Saturday 29 October 2011

Trick or Treat?

It's Halloween! For some strange reason we people types seem to have some fascination with scaring the bejeezus out of our selves. When I was a nerdy twelve year old I used to hoard horror novels and read them before I went to bed and then be too frightened to sleep. And still to this day I will insist on watching The Shining. Alone. In the dark. The scene with the twin girls gives me shivers just thinking about it, not to mention when the kid starts chanting 'redrum' (murder backwards) in some sort of crazed, psychic trance. In terms of modern horror there's definitely some renaissance we're experiencing with vampires and zombies. In print we've got all that Twilight garbage (yeah, that's right, garbage) of teen vampires and in film the living dead keeps coming back to life in various forms on the silver screen every year. I think the most notable foundations in fiction we have of these two phantoms are Mary Shelley's Frankenstein and Bram Stoker's Dracula. Zombies v Vampires. Hotly debated in nerd circles worldwide. I've always maintained that people either love one and hate the other when it comes to these two classic Gothic novels. I clarified this theory with a girl who was sitting next to me on the tube reading Dracula and asked her what she thought. She was very much enjoying Stoker's offering and didn't much appreciate it's zombie counterpart and carried on to tell me that her boyfriend had the opposite opinion. Well, I'm with the boyfriend on this one. I was so desperately bored by Dracula that I got 9 pages away from finishing it and just couldn't be bothered with the rest. Sure, Stoker was all modern with using different narrative styles but crikey did he lather on all the Victorian schmuk! All this my lady Lucy, oh I will come to your rescue, never fear you poor young woman, blah, blah, bullshit. Utterly tiring. I'll admit, the first 4 chapters are good. These are Jonathan Harker's diary entries and where we get the chilling sense that the Count is not who he seems:

What manner of man is this, or what manner of creature, is it in the semblance of man? I feel the dread of this horrible place overpowering me. I am in fear, in awful fear, and there is no escape for me. I am encompassed about with terrors that I dare not think of.
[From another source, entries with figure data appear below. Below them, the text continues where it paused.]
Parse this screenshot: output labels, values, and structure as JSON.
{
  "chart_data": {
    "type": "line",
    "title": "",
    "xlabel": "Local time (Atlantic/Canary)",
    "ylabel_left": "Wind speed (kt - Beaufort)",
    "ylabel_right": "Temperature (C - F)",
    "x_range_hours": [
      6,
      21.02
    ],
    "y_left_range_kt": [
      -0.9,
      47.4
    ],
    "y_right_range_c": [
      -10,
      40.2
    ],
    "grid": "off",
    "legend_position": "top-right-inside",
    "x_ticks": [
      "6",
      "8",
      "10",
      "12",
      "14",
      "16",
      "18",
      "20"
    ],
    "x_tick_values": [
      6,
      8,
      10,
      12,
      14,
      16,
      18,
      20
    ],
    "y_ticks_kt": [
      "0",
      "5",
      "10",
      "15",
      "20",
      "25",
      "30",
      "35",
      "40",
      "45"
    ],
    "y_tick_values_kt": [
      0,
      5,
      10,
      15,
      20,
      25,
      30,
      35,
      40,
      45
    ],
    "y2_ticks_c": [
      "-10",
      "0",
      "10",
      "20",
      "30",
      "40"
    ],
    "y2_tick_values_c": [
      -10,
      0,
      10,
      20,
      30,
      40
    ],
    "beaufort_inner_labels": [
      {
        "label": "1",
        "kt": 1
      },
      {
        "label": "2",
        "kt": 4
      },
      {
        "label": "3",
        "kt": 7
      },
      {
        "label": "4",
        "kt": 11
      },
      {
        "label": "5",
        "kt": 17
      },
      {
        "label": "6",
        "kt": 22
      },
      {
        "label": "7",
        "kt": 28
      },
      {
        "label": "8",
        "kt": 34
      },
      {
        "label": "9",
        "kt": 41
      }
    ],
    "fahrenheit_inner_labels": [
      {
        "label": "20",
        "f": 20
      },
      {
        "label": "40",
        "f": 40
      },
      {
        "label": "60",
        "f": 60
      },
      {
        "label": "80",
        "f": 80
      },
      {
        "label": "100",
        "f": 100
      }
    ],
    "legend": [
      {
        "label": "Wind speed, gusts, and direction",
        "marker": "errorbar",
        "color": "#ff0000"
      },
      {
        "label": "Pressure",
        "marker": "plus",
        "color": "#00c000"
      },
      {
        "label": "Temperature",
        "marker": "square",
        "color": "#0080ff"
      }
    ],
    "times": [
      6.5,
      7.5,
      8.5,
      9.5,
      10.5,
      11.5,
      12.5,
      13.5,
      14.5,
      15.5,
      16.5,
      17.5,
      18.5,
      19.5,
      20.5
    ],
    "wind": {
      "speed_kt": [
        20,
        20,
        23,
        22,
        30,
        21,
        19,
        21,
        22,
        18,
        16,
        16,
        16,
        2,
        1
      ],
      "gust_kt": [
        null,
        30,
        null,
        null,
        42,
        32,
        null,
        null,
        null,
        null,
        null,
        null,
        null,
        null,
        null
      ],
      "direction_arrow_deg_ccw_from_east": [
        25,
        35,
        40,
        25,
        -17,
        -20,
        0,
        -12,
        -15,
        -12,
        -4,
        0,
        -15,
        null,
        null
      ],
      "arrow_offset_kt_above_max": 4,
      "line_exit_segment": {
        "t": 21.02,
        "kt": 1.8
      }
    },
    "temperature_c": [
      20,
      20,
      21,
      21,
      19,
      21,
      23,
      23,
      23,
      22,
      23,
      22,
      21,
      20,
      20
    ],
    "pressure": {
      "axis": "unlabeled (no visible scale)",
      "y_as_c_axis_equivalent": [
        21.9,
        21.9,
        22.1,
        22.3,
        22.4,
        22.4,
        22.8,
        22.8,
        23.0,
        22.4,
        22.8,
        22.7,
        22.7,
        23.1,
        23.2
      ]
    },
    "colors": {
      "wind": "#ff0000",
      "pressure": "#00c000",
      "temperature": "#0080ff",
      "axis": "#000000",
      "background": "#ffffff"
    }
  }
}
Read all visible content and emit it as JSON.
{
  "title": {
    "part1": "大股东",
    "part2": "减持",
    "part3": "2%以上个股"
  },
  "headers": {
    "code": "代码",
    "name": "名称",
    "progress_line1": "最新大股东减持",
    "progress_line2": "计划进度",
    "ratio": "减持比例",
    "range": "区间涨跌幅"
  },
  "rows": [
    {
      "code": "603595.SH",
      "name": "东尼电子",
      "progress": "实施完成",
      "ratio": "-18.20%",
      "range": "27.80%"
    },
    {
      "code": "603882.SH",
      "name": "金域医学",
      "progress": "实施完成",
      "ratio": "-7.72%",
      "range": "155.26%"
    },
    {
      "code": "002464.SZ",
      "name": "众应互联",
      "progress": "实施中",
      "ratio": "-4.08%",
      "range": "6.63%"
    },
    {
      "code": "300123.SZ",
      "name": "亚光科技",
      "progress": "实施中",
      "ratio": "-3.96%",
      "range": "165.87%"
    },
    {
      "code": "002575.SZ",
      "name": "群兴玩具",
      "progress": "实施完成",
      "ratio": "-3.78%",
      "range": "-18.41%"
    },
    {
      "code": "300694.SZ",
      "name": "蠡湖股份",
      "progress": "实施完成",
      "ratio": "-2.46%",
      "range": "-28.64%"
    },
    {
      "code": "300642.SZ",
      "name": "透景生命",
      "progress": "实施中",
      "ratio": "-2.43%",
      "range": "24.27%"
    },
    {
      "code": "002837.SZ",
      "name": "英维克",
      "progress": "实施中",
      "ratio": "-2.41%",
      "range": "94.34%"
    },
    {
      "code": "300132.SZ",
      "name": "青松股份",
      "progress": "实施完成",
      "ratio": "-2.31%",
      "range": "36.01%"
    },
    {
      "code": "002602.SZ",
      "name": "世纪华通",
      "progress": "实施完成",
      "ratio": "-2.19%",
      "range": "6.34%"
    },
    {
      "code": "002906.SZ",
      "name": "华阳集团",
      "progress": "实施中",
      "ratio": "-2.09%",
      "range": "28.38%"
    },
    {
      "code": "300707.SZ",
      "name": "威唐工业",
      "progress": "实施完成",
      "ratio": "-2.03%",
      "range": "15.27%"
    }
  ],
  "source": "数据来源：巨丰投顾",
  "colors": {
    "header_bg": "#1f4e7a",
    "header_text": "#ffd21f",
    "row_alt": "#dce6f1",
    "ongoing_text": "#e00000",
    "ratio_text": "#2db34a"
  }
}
These are Jonathan's thoughts when he witnesses the Count creeping down the steep, exterior walls of the castle face down and on all fours. But then the book descends into my dear this, my dear that, and turns into Victoriana hell.

Frankenstein is by far, in my books, the superior. Even the way in which Shelley conceived the plot has elements of horror. Whether true or not (it's much disputed but I'm given to hoping it's true) it was a dark, stormy night in the Swiss mountains where Shelley, husband Percy, and good friend Lord Byron were holidaying. Confined to their log fire and own imaginations they had a competition to see who could come up with the scariest story. Shelley came up with Dr. Frankenstein and his monster. The dead brought to life by a bolt of lightening. The creator shunning and despising his creation. Revenge, rejection, remorse! The book is made timeless because it delves into human nature - our judgments of others, our differences, kindness, rage, deceit, death, consciousness, happiness, existence, loneliness, justice, fragility, knowledge - Shelley crams all the vices, virtues and truths of man into this novel while still being true to the Gothic narrative style. I find it all the more convincing and frightening because man exists.

"Cursed, cursed creator! Why did I live? Why, in that instant, did I not extinguish the spark of existence which you had so wantonly bestowed? I know not; despair had not yet taken possession of me; my feelings were those of rage and revenge. I could with pleasure have destroyed the cottage and its inhabitants and have glutted myself with their shrieks and misery.

Mwahahahahahahahaaaa. Hahahahaha. Hahaha ha. Ha. 

- P.  

The best thing to have come from Dracula.